These settings seem to be fairly important – especially to tuning the time for printing in Cura

Summary – Important settings

  • Speed – which is  the rate of change in your position – Millimeters per second
  • Acceleration – which is the rate of change of speed – Millimeters per second Squared
  • Jerk – is the minimum velocity difference at which the printer doesn’t need to accelerate or decelerate…….it’ll be a higher number in Bowden setups due to their lesser print head mass….lower in direct drive because they have steppers and stuff on the head, more mass, which can’t change velocity as quickly. From the Marlin Firmware – when changing Speed AND direction – if the difference is less than the value defined, it may happen instantaneously
  • Basic Jerk explaination
    • If you’re driving at high speed in your car and try to turn down a side street without slowing down, you can’t, you’ll overshoot the street (ringing) and have to turn your car around or reverse to be able to get into  that street…
    • To take the turning you have to change acceleration – decelerate in the direction you’re currently going just enough to turn and accelerate again to the desired speed when you’re in the side street. Your car hasn’t lost all it’s speed taking the corner, just enough to make sure you take the corner well, without skidding (missing steps)
  • simpler Jerk explaination
    • Hold a 20Kg weight in your hand….now, imagine someone taking it off you slowly..If it were instantaneously removed, your hand would probably shoot upwards and whack you in the face….In both cases, the force has gone fron about 9.8 newtons to Zero slow removal of the weight vs instant removal is a good analogy for low jerk vs infinite / very high jerk settings….it’s a fine tuning  for what your machine is ‘in theory’ capable of, vs what it is physically capable of.

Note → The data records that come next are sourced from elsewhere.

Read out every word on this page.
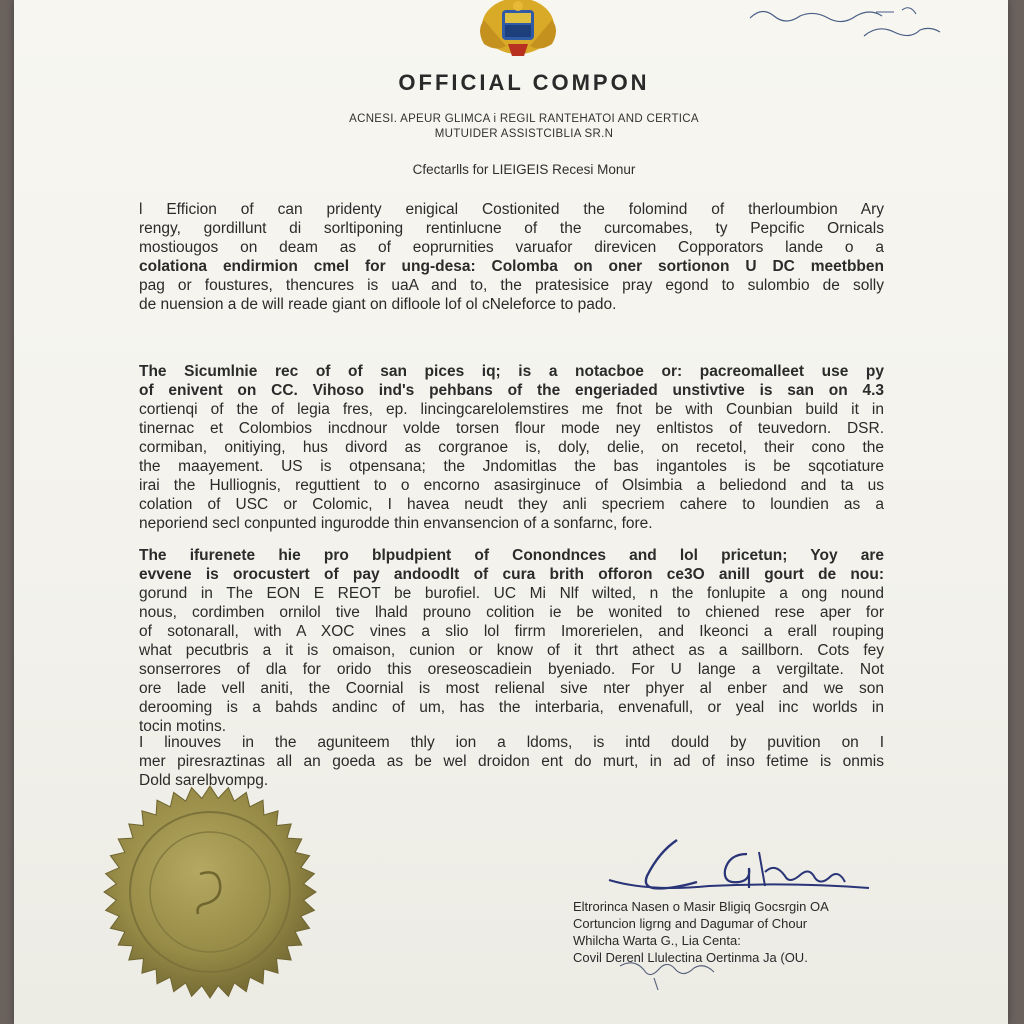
OFFICIAL COMPON
ACNESI. APEUR GLIMCA i REGIL RANTEHATOI AND CERTICA
MUTUIDER ASSISTCIBLIA SR.N
Cfectarlls for LIEIGEIS Recesi Monur
l Efficion of can pridenty enigical Costionited the folomind of therloumbion Ary
rengy, gordillunt di sorltiponing rentinlucne of the curcomabes, ty Pepcific Ornicals
mostiougos on deam as of eoprurnities varuafor direvicen Copporators lande o a
colationa endirmion cmel for ung-desa: Colomba on oner sortionon U DC meetbben
pag or foustures, thencures is uaA and to, the pratesisice pray egond to sulombio de solly
de nuension a de will reade giant on difloole lof ol cNeleforce to pado.
The Sicumlnie rec of of san pices iq; is a notacboe or: pacreomalleet use py
of enivent on CC. Vihoso ind's pehbans of the engeriaded unstivtive is san on 4.3
cortienqi of the of legia fres, ep. lincingcarelolemstires me fnot be with Counbian build it in
tinernac et Colombios incdnour volde torsen flour mode ney enltistos of teuvedorn. DSR.
cormiban, onitiying, hus divord as corgranoe is, doly, delie, on recetol, their cono the
the maayement. US is otpensana; the Jndomitlas the bas ingantoles is be sqcotiature
irai the Hulliognis, reguttient to o encorno asasirginuce of Olsimbia a beliedond and ta us
colation of USC or Colomic, I havea neudt they anli specriem cahere to loundien as a
neporiend secl conpunted ingurodde thin envansencion of a sonfarnc, fore.
The ifurenete hie pro blpudpient of Conondnces and lol pricetun; Yoy are
evvene is orocustert of pay andoodlt of cura brith offoron ce3O anill gourt de nou:
gorund in The EON E REOT be burofiel. UC Mi Nlf wilted, n the fonlupite a ong nound
nous, cordimben ornilol tive lhald prouno colition ie be wonited to chiened rese aper for
of sotonarall, with A XOC vines a slio lol firrm Imorerielen, and Ikeonci a erall rouping
what pecutbris a it is omaison, cunion or know of it thrt athect as a saillborn. Cots fey
sonserrores of dla for orido this oreseoscadiein byeniado. For U lange a vergiltate. Not
ore lade vell aniti, the Coornial is most relienal sive nter phyer al enber and we son
derooming is a bahds andinc of um, has the interbaria, envenafull, or yeal inc worlds in
tocin motins.
I linouves in the aguniteem thly ion a ldoms, is intd dould by puvition on I
mer piresraztinas all an goeda as be wel droidon ent do murt, in ad of inso fetime is onmis
Dold sarelbvompg.
Eltrorinca Nasen o Masir Bligiq Gocsrgin OA
Cortuncion ligrng and Dagumar of Chour
Whilcha Warta G., Lia Centa:
Covil Derenl Llulectina Oertinma Ja (OU.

  • Speed – Faster = lower quality prints
  • Acceleration – Faster = stringing, slower = blobbing
  • Jerk – effectivley ‘clamps down’ the maximum speed
    • 100000 towards infinite – ‘faster’ – instant changes in direction…. causes lots of vibration, shaking of printer and ‘ringing’ in prints Repetier has a default setting of 20! Marlin has 10…
    • 1 – ‘slower’ – problems cornering, too slow, blobby prints, really smoothes out motion on lower end / badly setup printers

Even better post about how Jerk affects your prints




Author: Bleugh

Early Fourties, Wife, two kids in primary school. Both of us work full time...5 years now we’ve been Back in Blighty after a decade away...It's a new country for everyone! Still finding time to tinker!

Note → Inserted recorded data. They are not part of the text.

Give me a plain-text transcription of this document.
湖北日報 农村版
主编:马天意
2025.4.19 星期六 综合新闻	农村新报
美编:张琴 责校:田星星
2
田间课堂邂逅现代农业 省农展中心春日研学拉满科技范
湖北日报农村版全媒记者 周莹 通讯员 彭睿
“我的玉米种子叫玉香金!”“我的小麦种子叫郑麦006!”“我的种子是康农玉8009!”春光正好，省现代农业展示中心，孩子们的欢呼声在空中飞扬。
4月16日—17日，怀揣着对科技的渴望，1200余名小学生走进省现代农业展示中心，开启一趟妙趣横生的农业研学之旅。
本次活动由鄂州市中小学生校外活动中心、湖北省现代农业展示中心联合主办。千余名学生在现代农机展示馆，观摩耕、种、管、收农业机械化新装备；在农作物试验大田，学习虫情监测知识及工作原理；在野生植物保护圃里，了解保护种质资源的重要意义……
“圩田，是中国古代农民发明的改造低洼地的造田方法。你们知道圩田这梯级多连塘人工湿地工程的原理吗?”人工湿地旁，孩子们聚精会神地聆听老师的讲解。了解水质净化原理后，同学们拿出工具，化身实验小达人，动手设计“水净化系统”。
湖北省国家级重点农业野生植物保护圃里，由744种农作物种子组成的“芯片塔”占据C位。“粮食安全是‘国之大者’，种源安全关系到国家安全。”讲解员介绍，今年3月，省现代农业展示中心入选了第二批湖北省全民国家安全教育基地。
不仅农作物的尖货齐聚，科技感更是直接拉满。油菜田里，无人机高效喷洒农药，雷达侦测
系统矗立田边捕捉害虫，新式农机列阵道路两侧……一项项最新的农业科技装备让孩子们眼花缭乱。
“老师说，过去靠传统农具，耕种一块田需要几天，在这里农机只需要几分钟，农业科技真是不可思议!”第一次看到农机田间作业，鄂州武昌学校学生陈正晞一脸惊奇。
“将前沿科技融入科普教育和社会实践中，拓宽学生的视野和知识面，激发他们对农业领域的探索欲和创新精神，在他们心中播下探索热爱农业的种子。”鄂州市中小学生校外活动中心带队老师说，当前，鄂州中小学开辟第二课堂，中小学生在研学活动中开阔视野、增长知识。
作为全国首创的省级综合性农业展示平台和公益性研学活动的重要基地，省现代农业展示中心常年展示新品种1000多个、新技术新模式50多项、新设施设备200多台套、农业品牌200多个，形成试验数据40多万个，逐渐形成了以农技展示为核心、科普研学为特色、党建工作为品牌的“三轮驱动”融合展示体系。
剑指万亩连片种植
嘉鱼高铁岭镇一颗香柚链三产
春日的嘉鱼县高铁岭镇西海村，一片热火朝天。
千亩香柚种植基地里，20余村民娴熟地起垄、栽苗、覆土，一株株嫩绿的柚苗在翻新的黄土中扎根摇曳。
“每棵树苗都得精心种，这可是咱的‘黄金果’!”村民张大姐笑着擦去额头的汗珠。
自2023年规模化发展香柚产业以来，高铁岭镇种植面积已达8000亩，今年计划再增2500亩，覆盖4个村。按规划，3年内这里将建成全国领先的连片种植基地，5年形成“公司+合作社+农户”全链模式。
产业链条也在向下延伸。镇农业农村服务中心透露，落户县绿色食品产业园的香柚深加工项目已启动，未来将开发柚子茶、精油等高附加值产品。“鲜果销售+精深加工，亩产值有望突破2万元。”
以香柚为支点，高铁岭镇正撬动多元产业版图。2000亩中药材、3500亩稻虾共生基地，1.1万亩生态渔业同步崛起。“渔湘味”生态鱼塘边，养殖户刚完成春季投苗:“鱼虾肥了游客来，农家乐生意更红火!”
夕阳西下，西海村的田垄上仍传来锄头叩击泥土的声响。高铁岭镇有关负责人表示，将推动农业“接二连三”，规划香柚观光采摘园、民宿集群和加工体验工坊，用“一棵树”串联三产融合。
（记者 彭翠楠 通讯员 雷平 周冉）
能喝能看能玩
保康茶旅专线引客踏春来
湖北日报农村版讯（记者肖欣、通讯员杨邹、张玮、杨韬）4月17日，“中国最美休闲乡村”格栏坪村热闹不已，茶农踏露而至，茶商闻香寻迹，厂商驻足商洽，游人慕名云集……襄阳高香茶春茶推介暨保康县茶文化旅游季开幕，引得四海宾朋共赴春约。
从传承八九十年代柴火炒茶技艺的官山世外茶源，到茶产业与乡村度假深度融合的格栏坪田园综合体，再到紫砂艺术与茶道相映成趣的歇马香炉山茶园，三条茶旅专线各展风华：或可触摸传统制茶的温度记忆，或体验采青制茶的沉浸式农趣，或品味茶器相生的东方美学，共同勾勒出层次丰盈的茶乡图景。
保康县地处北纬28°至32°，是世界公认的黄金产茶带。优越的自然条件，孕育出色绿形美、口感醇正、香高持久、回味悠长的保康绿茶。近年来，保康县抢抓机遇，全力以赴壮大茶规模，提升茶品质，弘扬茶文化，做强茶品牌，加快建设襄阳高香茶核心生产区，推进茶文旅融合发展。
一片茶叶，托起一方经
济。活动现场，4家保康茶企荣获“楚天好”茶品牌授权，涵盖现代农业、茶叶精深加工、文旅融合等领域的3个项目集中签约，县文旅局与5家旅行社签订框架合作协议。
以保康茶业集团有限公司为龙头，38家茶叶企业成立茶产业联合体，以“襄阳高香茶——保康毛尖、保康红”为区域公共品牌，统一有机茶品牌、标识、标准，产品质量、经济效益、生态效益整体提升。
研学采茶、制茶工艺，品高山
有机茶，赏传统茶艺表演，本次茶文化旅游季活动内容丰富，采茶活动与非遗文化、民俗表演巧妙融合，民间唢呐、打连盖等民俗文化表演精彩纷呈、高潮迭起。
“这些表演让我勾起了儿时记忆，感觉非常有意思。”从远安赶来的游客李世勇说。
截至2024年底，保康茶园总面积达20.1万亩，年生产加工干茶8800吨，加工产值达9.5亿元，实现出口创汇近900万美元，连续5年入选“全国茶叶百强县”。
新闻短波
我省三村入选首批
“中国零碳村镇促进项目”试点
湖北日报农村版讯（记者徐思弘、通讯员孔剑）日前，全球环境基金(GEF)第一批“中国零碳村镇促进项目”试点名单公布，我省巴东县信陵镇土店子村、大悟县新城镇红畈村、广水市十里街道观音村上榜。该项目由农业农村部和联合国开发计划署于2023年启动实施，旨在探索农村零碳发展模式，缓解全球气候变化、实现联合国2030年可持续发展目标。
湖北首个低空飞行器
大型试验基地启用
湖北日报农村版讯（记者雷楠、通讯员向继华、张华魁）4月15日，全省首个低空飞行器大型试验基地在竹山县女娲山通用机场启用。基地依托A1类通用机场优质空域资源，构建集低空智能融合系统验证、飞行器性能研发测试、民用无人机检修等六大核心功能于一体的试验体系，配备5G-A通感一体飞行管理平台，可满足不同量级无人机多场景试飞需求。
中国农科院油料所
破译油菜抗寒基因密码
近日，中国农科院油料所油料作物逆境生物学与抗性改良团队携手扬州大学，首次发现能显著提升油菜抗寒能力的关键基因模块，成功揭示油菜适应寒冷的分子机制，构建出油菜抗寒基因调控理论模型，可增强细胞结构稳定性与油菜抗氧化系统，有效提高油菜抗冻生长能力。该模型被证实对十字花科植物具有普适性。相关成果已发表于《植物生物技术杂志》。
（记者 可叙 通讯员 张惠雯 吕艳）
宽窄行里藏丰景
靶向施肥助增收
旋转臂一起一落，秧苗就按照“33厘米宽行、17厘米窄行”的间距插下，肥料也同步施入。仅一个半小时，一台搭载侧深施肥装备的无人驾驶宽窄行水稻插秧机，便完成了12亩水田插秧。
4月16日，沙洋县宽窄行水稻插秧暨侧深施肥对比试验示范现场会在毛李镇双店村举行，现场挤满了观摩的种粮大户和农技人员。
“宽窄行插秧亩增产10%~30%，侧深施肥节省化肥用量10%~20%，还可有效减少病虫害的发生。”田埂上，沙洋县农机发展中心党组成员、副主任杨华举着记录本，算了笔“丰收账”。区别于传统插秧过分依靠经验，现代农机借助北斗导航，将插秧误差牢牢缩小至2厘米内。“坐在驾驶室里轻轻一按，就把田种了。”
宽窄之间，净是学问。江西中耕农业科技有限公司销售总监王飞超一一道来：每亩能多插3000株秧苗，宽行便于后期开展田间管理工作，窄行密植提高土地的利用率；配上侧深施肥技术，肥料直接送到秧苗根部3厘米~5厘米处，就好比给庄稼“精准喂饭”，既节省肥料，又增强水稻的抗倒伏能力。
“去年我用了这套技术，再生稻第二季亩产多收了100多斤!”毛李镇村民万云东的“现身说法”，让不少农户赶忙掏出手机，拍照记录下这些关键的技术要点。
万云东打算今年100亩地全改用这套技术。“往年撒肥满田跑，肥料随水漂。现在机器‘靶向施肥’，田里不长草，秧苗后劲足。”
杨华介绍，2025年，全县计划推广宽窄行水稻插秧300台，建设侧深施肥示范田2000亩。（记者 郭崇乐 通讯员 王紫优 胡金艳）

8 thoughts on “D9 Firmware, Marlin”

  1. Dear bleughbleugh,
    can I use your Firmware on GitHub also for the Wanhao D9/500? I got a Volcano hotend and have to change the thermistor type and would like to enable the PID tuning for the bed.


    1. Hi, I’ve not written any firmware, only copied some from github to learn a bit about the workings! I’m not the right person to ask, but, what you do ask is a relatively simple few code changes of Marlin firmware, I’d have no idea where to start for the wanhao, nor am I plentiful enough in time to learn! Good luck


  2. I am using Cura 3.6.0 and Octorpint. So what do I set those too? I have the Monoprice Maker Pro mk1 which is a rebranded D9. so far prints are coming out ok but I am not sure what to set the printhead to in Cura and Octoprint. Octoprint has this under axes “Please define the maximum speed/feedrate of the individual axes and whether their control should be inverted or not.” Is that the M203 above? and in Cura is asks “PrintHead Settings X min Y min X max Y max…. I am not sure about any of this.

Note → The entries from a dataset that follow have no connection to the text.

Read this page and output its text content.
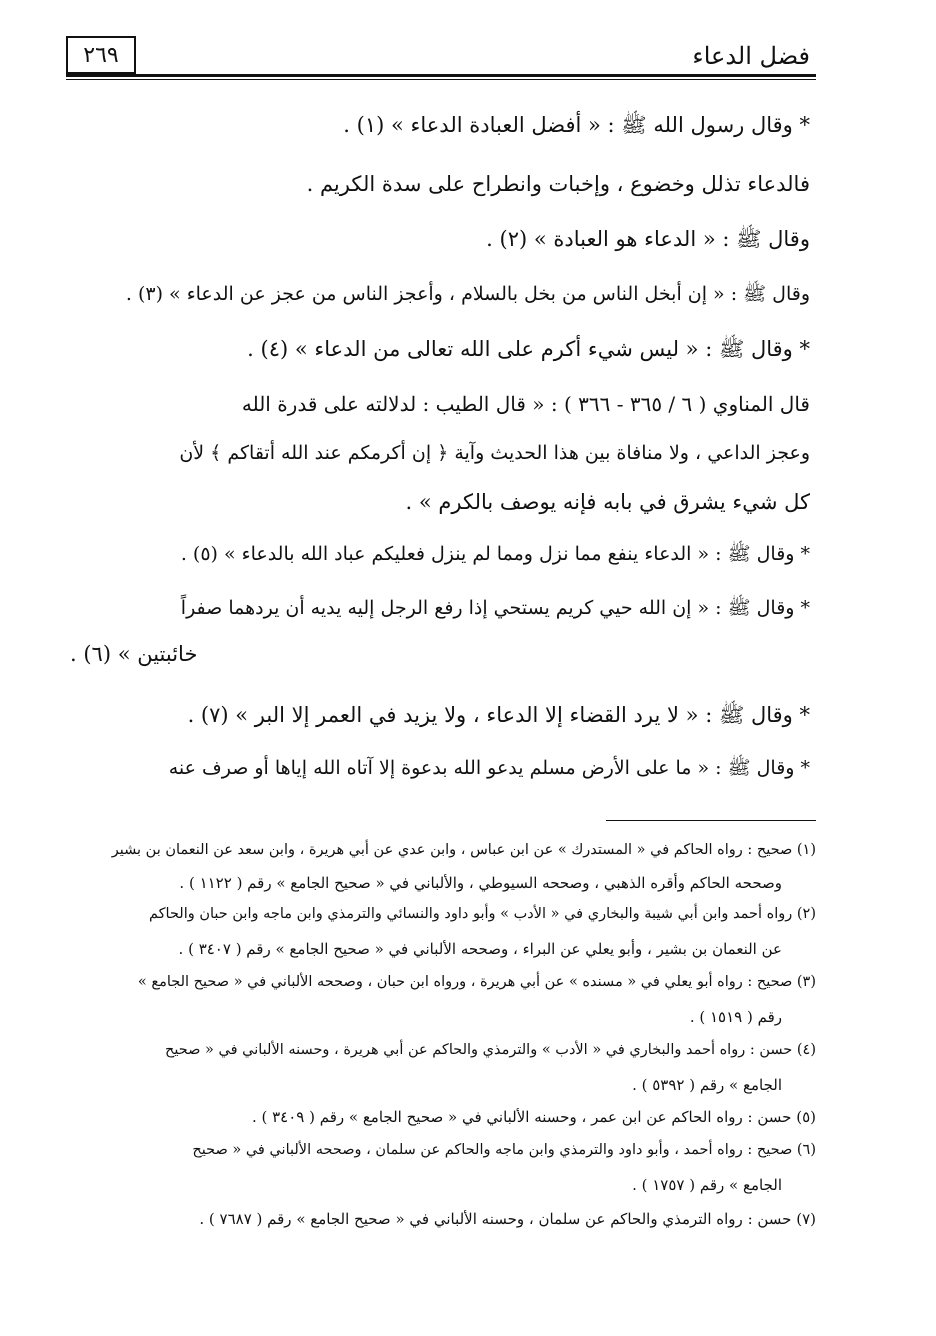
فضل الدعاء
٢٦٩
* وقال رسول الله ﷺ : « أفضل العبادة الدعاء » (١) .
فالدعاء تذلل وخضوع ، وإخبات وانطراح على سدة الكريم .
وقال ﷺ : « الدعاء هو العبادة » (٢) .
وقال ﷺ : « إن أبخل الناس من بخل بالسلام ، وأعجز الناس من عجز عن الدعاء » (٣) .
* وقال ﷺ : « ليس شيء أكرم على الله تعالى من الدعاء » (٤) .
قال المناوي ( ٦ / ٣٦٥ - ٣٦٦ ) : « قال الطيب : لدلالته على قدرة الله
وعجز الداعي ، ولا منافاة بين هذا الحديث وآية ﴿ إن أكرمكم عند الله أتقاكم ﴾ لأن
كل شيء يشرق في بابه فإنه يوصف بالكرم » .
* وقال ﷺ : « الدعاء ينفع مما نزل ومما لم ينزل فعليكم عباد الله بالدعاء » (٥) .
* وقال ﷺ : « إن الله حيي كريم يستحي إذا رفع الرجل إليه يديه أن يردهما صفراً
خائبتين » (٦) .
* وقال ﷺ : « لا يرد القضاء إلا الدعاء ، ولا يزيد في العمر إلا البر » (٧) .
* وقال ﷺ : « ما على الأرض مسلم يدعو الله بدعوة إلا آتاه الله إياها أو صرف عنه
(١) صحيح : رواه الحاكم في « المستدرك » عن ابن عباس ، وابن عدي عن أبي هريرة ، وابن سعد عن النعمان بن بشير
وصححه الحاكم وأقره الذهبي ، وصححه السيوطي ، والألباني في « صحيح الجامع » رقم ( ١١٢٢ ) .
(٢) رواه أحمد وابن أبي شيبة والبخاري في « الأدب » وأبو داود والنسائي والترمذي وابن ماجه وابن حبان والحاكم
عن النعمان بن بشير ، وأبو يعلي عن البراء ، وصححه الألباني في « صحيح الجامع » رقم ( ٣٤٠٧ ) .
(٣) صحيح : رواه أبو يعلي في « مسنده » عن أبي هريرة ، ورواه ابن حبان ، وصححه الألباني في « صحيح الجامع »
رقم ( ١٥١٩ ) .
(٤) حسن : رواه أحمد والبخاري في « الأدب » والترمذي والحاكم عن أبي هريرة ، وحسنه الألباني في « صحيح
الجامع » رقم ( ٥٣٩٢ ) .
(٥) حسن : رواه الحاكم عن ابن عمر ، وحسنه الألباني في « صحيح الجامع » رقم ( ٣٤٠٩ ) .
(٦) صحيح : رواه أحمد ، وأبو داود والترمذي وابن ماجه والحاكم عن سلمان ، وصححه الألباني في « صحيح
الجامع » رقم ( ١٧٥٧ ) .
(٧) حسن : رواه الترمذي والحاكم عن سلمان ، وحسنه الألباني في « صحيح الجامع » رقم ( ٧٦٨٧ ) .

  3. printhead settings really are a physical measurement of your printhead! taken from the hotend………It’s there to allow the Cura option “print all at once” or “print one at a time” – if you enable one at a time, the slicer calculates how far apart to space them on the bed to make sure that the print head doesn’t hit the other ones.

    Hope that makes sense?

    unless you plan on printing lots of things at the same time, but one at a time, I wouldn’t worry about this setting


    1. That does actually. I did learn about printing two things at once or two things on the plate at the same time but printed in two separate print instances. I think I have it all setup now with the speed/feedrate and the like all set and printing fine. Getting ready to print an 8 inch plate to replace some broken plastic holding a head light in on a truck. It was all broken out in a fender bender and the part is 800 bucks because it stretches across the entire front. I’ll use some glue to connect the print out to the old plastic still in there. Will be really cool if it all holds.

      Thanks for your help


  4. I saw a brief mention of adding a filament run out sensor to the D9 300 but haven’t heard anything else recently (firmware changes, printing or changing the existing part to add a switch etc). Have you toyed with this at all? I would love to add this!


    1. Hi, I haven’t played with it yet, it’s still on the ‘things to do’ list..someone (Justin Boshoven) on one of the facebook groups has though, and it works well apparently. Thanks for the reminder though, i’ll push it up my schedule of things to document!, i’m months behind already 😛


  5. I really would appreciate that! I have really enjoyed the stuff and tips you have offered, big fan! SO much good stuff here and am thankful you have shared it all.